“When the facts change, I change my mind. What do you do, sir?”

John Maynard Keynes

One meaning of the word ‘improvisation’ is ‘what you do when things go wrong’. When a plan falls apart, you improvise, right? The groceries didn’t come! Quick, what can we make from what’s in the fridge? Remaining calm and applying your skills under pressure is something improv teaches. But believing you should only improvise in a crisis is like saying you should only think about your health when you are ill. It’s only part of the story.

Improvising means building your expertise and skills so you can trust your reactions in all situations, not just crises. A good improviser concentrates just as much on taking opportunities as they do on dealing with mistakes. In fact, we don’t tend to use the word ‘mistake’ very much at all. If there is no script, nothing can be wrong or right. We concentrate on what is happening and discovering how we can react to it. 

One of the most important and underrated parts of improv is the skill of letting go. Our educational and work culture constantly requires us to set goals and then achieve them, no matter what. But equally important is recognising when a goal or strategy is no longer useful to us and not spending any further time or money on it.

That doesn’t mean that planning is a bad thing or that preparation is, or expertise. Considering what might happen in a meeting, or even a simple conversation is very important. Brains form expectations whether we want them to or not, so they might as well be useful, informed ones. Just as long as we have the flexibility to change. Plans should be resources, not restrictions. 

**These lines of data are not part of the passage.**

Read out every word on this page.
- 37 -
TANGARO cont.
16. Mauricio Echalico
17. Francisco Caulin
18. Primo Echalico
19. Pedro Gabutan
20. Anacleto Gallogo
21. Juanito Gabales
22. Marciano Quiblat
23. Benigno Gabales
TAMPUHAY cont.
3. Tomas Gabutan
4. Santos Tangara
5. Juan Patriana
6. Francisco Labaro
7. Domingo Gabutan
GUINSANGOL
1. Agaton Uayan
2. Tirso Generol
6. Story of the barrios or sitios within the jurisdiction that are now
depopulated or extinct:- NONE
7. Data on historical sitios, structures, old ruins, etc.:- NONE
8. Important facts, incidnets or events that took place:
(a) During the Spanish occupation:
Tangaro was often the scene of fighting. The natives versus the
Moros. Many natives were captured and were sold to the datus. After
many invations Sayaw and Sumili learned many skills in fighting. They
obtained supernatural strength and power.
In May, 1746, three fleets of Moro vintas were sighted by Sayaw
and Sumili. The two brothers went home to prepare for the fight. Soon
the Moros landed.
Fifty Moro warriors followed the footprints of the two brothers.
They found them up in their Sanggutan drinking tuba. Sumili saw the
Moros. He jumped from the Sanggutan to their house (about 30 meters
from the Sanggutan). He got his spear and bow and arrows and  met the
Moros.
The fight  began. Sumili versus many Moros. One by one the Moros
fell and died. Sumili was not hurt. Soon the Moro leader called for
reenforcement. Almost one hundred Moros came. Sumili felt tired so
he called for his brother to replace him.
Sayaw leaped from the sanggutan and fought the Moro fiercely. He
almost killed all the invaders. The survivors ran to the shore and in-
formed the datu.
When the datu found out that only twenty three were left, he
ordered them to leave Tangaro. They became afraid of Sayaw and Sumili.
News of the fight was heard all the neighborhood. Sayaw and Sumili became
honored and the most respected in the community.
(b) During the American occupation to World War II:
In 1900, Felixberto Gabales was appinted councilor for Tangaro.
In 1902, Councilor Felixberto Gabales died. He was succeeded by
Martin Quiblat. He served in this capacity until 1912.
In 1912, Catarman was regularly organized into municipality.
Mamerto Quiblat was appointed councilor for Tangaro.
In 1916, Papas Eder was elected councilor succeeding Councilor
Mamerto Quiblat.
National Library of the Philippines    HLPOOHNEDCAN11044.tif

Improv teaches an embodied version of the growth mindset. It teaches the skills of interacting with what is really happening, good or bad, rather than wishing things were different. Sure, some things don’t happen how we expect them to, but that doesn’t have to be a catastrophe. Agility is not just about preserving but finding opportunities for growth. ‘You can argue with reality, ‘ says improviser and opera director Phelim McDermott, ‘but you’ll always lose’. Improv teaches you not to start the fight.